Scroll Top

Tumori ereditari: quando la genetica aumenta il rischio e perché conoscere la propria storia familiare è fondamentale

tumori ereditari

Tumori ereditari: cosa significa davvero?

Quando si parla di tumori, si tende spesso a pensare che la genetica sia sempre determinante. In realtà, la maggior parte delle neoplasie non è ereditaria. I tumori ereditari rappresentano infatti circa il 5-10% di tutti i casi, ma identificarli è fondamentale perché consente di individuare persone con un rischio maggiore rispetto alla popolazione generale.

Riconoscere una predisposizione genetica permette infatti di programmare percorsi di prevenzione e sorveglianza personalizzati, migliorando le possibilità di una diagnosi precoce. Le più recenti linee guida dell’AIOM (Associazione Italiana di Oncologia Medica) approfondiscono il tema delle sindromi ereditarie e dei criteri per l’accesso ai test genetici:
https://www.aiom.it/linee-guida-aiom-2025-sindromi-di-predisposizione-ereditaria-ai-tumori/

I geni maggiormente coinvolti

Tra i geni più studiati figurano BRCA1 e BRCA2, associati principalmente al tumore della mammella e dell’ovaio, ma anche ad altre neoplasie come quelle della prostata e del pancreas. Un altro gene particolarmente importante è CDH1, correlato al carcinoma gastrico diffuso ereditario e ad alcune forme di tumore della mammella.

È importante ricordare che essere portatori di una mutazione genetica non significa sviluppare necessariamente un tumore, ma avere una probabilità maggiore rispetto alla popolazione generale. Per questo motivo è fondamentale affidarsi a specialisti esperti nella valutazione del rischio genetico.

Quando è indicato il test genetico?

Il test genetico non è un esame da eseguire indiscriminatamente.
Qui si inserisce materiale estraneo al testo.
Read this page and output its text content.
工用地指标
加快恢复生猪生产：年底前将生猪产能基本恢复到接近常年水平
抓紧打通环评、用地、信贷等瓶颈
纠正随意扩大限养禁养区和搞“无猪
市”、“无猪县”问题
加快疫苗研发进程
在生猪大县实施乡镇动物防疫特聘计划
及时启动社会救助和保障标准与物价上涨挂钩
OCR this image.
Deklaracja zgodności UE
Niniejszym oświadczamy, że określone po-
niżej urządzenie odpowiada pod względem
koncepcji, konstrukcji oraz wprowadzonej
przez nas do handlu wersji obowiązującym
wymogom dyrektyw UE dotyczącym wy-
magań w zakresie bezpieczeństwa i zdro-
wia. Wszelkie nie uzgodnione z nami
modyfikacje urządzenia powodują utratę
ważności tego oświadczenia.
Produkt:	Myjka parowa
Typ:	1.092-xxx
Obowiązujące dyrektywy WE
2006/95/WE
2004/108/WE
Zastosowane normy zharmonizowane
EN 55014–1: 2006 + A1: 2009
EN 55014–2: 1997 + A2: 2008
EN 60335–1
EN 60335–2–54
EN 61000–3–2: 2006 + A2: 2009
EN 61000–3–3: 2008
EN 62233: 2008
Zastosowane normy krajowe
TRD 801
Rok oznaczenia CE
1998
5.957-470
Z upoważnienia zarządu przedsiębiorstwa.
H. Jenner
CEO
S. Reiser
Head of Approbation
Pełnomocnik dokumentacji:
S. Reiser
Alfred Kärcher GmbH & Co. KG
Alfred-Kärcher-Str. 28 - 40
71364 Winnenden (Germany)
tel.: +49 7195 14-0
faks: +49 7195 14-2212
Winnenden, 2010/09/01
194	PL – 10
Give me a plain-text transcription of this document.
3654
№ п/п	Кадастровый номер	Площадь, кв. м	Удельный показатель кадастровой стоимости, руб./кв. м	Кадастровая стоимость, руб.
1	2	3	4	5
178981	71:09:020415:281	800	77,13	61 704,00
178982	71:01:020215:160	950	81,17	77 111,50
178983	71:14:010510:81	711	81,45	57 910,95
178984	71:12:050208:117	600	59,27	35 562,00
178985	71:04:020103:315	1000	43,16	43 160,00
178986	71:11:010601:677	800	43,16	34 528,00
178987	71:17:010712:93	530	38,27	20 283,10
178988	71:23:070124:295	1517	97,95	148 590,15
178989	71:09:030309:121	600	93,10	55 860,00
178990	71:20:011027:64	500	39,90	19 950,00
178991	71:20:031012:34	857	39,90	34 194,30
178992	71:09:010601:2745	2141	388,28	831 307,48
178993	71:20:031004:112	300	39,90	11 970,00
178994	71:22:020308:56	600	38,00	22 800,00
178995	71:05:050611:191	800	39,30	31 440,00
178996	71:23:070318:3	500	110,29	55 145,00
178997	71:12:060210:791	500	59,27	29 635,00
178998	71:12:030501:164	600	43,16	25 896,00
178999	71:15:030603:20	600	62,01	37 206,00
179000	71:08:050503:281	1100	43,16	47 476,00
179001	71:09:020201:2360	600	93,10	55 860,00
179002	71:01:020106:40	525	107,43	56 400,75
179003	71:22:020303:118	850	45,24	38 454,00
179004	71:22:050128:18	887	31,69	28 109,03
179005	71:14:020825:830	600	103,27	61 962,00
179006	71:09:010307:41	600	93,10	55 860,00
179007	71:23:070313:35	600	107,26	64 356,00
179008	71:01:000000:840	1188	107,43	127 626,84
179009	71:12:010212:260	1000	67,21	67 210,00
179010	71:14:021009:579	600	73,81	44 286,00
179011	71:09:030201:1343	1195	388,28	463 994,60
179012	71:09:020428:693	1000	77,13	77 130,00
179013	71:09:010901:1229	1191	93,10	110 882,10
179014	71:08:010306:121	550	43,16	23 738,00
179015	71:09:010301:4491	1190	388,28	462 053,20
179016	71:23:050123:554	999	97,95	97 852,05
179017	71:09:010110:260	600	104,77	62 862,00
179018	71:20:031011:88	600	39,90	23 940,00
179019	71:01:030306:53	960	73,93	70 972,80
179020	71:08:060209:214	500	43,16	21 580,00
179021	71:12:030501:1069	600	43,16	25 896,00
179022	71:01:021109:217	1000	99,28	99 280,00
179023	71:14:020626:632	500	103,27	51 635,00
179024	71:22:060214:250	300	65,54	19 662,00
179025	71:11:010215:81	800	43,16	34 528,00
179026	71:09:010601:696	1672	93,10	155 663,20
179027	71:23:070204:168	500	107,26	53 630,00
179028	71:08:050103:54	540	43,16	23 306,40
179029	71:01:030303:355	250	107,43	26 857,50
Viene consigliato dopo una consulenza genetica, durante la quale vengono valutati la storia clinica personale, la presenza di tumori in famiglia, l’età di insorgenza della malattia e altri fattori di rischio.

L’obiettivo è identificare le persone che possono realmente beneficiare dell’esame e interpretarne correttamente il risultato. L’Istituto Superiore di Sanità mette a disposizione informazioni e documenti dedicati ai tumori eredo-familiari:
https://www.iss.it/-/online-lg-aiom-tumori-eredofamiliari

La storia familiare è uno strumento di prevenzione

Conoscere la propria storia familiare rappresenta uno degli strumenti più efficaci per individuare eventuali condizioni di rischio. La presenza di più casi di tumore nella stessa famiglia, soprattutto in età giovane, può suggerire la necessità di una consulenza genetica.

Nei soggetti portatori di varianti genetiche predisponenti possono essere attivati programmi di sorveglianza personalizzati con controlli periodici, esami dedicati e, quando indicato, strategie preventive mirate. Oggi la medicina di precisione consente di costruire percorsi sempre più personalizzati per ogni paziente.

 

L’importanza della consulenza genetica nel percorso di prevenzione

La consulenza genetica rappresenta un momento fondamentale per comprendere il proprio rischio oncologico e ricevere informazioni personalizzate. Durante questo percorso, uno specialista raccoglie la storia clinica personale e familiare del paziente, analizzando eventuali casi di tumore presenti tra i parenti e valutando se esistano i criteri per proporre un test genetico. Questo approccio permette di evitare esami inutili e di individuare, invece, le persone che possono realmente beneficiare di un monitoraggio dedicato.

Per chi risulta portatore di una variante genetica associata a un aumentato rischio di tumore, la prevenzione può includere programmi di sorveglianza più intensivi, controlli clinici periodici e screening anticipati rispetto alla popolazione generale. In alcuni casi, sempre dopo un’attenta valutazione multidisciplinare, possono essere prese in considerazione anche strategie preventive specifiche. Inoltre, il risultato di un test genetico può avere un’importanza non solo per il paziente, ma anche per i suoi familiari, che potrebbero essere candidati a un percorso di valutazione del rischio. La conoscenza della propria predisposizione genetica non deve quindi essere vissuta come motivo di preoccupazione, ma come un’opportunità per adottare comportamenti consapevoli e usufruire di strumenti di prevenzione sempre più efficaci messi a disposizione dalla medicina moderna.

Conclusioni sui tumori ereditari

La genetica rappresenta un alleato fondamentale della prevenzione oncologica. Sebbene i tumori ereditari costituiscano una piccola percentuale del totale, individuarli precocemente permette di adottare strategie di controllo e prevenzione efficaci sia per il paziente sia per i familiari.

Affidarsi a centri specializzati e seguire un percorso di consulenza genetica significa trasformare l’informazione in uno strumento concreto di tutela della salute.